What Caused a Crash of Two Navy LCACs?

How Did 36 Sailors and Marines Get Injured?
Here’s a news report about the LCAC accident…
Thirty-six Marines and Sailors were injured when two landing craft (air cushioned) – LCACs – collided head-on at about 57 miles per hour. It was sheer luck that no one died. Of course, the two LCACs that were involved were heavily damaged.
What are some of the things that went wrong (Causal Factors)? From an article based on the Navy’s investigation, the following items were mentioned…
- Ignored warnings from crew members.
- Delays in operations resulting in late-night ops.
- Mechanical issues resulting in unplanned assignment of assets, with confusing communications about the change.
- Failure of the Craftmasters to identify the aspect of the other approaching LCAC and take appropriate action to avoid collision.
- Communication failures between the two LCACs about their intentions and actions to avoid collision.
- Failure of the Navigator to provide timely and accurate information about the distance and side of the LCAC that the other LCAC would pass on.
- Failure to maintain and require the use of seatbelts.
For a better look at how an LCAC works and where personnel are stationed, watch this video…
Potential Root Causes
The article’s headline said:
“Complacency led to Navy landing craft collision
that injured 36, investigation finds”
The article said that the Navy had forty-two recommendations to prevent future collisions (but didn’t list the recommendations).

The article also mentioned these potential root causes from the Navy’s report:
- Failure to follow the rules of the road.
- Breakdown in basic seamanship.
- Undermanning, budget shortfalls, and exhaustion (fatigue).
- Missing radio discipline.
- Broken windshield wipers.
- Improperly assigned roles that were unclear.
- Inadequate training (a recurring theme in Navy investigations).
- Manning shortfalls, gaps in operating doctrine, ineffective command and control, and improper assumption of risk.
- Inadequate standards of behaviour and operations.
- Complacency and an unprofessional attitude.
- Not implementing effective solutions to address root causes of past accidents and incidents.
- And of course, “cultural shortfalls,” including “culture of noncompliance and lack of discipline.”
The article reported that the Navy investigation called for:
“…a host of administrative and disciplinary actions, including administrative action for the commanding officers of the Wasp for failure to execute LCAC briefings by the book and the New York for failure to institute the correct watch bill. The leaders for the LCAC units were also faulted for failures of oversight and for re-tasking the landing craft in violation of policy. No senior officers appear to have lost their jobs over the disaster, though. The commanding officers of both amphibious assault ships transitioned out in standard passage of command ceremonies in January. The commander of Assault Craft Unit 4 retired in May.”
Plus:
“The navigators for LC70 and LC84 and a craftmaster with LC70 were recommended for discipline or administrative action due to dereliction of duty, and the crewmembers of both crafts were cited for not wearing seatbelts or helmets as required.”
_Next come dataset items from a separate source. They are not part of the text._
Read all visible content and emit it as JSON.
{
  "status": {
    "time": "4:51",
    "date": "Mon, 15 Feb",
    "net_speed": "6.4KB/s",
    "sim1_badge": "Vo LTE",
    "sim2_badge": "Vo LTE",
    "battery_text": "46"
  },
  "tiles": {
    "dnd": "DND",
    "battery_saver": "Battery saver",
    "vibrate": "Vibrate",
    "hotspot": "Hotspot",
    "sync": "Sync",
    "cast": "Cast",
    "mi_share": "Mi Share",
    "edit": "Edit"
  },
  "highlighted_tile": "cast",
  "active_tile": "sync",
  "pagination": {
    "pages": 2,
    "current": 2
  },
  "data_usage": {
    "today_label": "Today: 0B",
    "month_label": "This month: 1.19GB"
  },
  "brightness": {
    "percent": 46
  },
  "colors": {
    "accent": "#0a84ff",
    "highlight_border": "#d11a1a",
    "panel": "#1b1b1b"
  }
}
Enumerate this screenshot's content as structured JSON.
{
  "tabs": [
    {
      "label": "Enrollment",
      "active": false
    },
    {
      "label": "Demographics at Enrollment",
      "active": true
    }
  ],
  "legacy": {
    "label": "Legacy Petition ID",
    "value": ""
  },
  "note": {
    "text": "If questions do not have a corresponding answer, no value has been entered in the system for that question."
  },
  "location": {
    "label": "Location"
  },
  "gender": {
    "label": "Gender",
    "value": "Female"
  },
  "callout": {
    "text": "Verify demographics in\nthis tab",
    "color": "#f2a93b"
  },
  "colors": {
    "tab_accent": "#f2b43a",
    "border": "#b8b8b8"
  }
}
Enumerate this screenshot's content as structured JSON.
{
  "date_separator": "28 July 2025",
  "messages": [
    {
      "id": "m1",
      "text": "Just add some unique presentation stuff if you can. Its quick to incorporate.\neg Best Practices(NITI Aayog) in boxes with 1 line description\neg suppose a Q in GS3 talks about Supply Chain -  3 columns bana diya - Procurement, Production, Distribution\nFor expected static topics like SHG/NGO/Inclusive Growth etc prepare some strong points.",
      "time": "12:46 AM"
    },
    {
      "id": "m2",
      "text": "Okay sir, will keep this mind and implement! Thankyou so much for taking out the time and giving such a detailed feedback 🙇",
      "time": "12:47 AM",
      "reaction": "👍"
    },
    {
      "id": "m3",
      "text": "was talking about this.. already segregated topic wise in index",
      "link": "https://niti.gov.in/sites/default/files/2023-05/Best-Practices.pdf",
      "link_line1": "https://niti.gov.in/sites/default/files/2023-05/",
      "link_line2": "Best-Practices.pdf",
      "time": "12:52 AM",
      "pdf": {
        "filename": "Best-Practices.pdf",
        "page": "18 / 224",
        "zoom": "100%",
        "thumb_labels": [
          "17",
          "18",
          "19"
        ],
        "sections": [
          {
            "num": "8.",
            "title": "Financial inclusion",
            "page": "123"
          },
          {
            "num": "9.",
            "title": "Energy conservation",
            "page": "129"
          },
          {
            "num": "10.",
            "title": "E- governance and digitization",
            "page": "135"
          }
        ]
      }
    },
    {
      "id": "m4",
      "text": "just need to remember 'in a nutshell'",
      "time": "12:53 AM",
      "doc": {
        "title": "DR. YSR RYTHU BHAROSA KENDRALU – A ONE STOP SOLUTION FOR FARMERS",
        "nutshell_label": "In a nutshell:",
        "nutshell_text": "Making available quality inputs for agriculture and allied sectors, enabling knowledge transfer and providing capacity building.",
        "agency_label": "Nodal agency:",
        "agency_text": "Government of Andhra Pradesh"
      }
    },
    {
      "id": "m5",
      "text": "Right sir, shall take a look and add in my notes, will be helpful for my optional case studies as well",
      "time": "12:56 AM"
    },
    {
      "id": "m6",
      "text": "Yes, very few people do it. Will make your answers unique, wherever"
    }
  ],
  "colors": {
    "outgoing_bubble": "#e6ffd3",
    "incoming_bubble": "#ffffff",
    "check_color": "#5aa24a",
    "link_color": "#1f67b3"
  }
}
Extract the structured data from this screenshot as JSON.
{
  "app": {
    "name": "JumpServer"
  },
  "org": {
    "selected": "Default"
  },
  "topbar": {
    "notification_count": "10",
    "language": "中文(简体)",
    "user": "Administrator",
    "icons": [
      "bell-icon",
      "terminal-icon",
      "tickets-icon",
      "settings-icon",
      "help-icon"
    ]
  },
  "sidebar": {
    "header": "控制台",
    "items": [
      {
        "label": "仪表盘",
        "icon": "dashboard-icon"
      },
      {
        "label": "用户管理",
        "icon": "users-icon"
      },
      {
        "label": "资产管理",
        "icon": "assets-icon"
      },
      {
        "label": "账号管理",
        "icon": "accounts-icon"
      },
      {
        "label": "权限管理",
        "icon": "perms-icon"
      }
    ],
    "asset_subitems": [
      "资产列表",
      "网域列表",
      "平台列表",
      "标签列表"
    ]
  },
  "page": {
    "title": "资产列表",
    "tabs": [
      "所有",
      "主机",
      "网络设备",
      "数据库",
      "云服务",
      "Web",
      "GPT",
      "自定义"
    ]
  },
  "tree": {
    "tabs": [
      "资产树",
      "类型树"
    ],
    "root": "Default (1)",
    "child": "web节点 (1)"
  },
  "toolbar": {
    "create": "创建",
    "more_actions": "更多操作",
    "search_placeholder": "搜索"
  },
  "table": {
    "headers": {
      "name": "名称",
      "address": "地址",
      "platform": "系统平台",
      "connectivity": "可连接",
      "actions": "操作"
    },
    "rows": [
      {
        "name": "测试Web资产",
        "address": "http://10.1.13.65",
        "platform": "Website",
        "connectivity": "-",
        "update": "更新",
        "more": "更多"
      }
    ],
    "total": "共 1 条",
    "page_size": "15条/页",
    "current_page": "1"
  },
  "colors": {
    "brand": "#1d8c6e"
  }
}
The article quoted an unnamed source close to the investigation as saying:
“…with individual mishaps and investigations that take months to complete, it’s hard to keep attention on the problems. The end result is that people forget and move on; nobody connects the dots.”
I wish I could have seen the Navy’s actual accident investigation report, but it didn’t seem to be available online.
A separate report about the Navy’s accident rate in 2024 by The Maritime Executive quoted U.S. Navy Safety Command as saying:
“While less dangerous on average than driving, going to sea still involves risk. The accident rate afloat has been above average for the last three years: there were eight incidents in 2022, eight in 2023, and a decade-high 10 incidents in 2024. The year’s major accidents include the loss of two Navy SEALs at sea off Yemen in January; two other man-overboard incidents; an electrocution accident on a submarine in May; an LCAC collision; and four material casualties aboard MSC sealift vdessels, which – while serious – did not result in injury to crewmembers.”
As a Navy veteran and a TapRooT® User, I would like to see a detailed accident report with facts to use in drawing a detailed SnapCharT® Diagram about the LCAC collission, identifying actual causal factors, and then using the Root Cause Tree® Diagram to dig deeper into the actual root causes and generic causes. Then we could judge the adequacy of the corrective actions. Unfortunately, we probably won’t see such a detailed report and won’t be able to judge the Navy’s response.
After all, it would be nice to have confidence in the leadership of our naval forces (in their root cause analysis and corrective actions), to have confidence in their ability to protect our Sailors and Marines.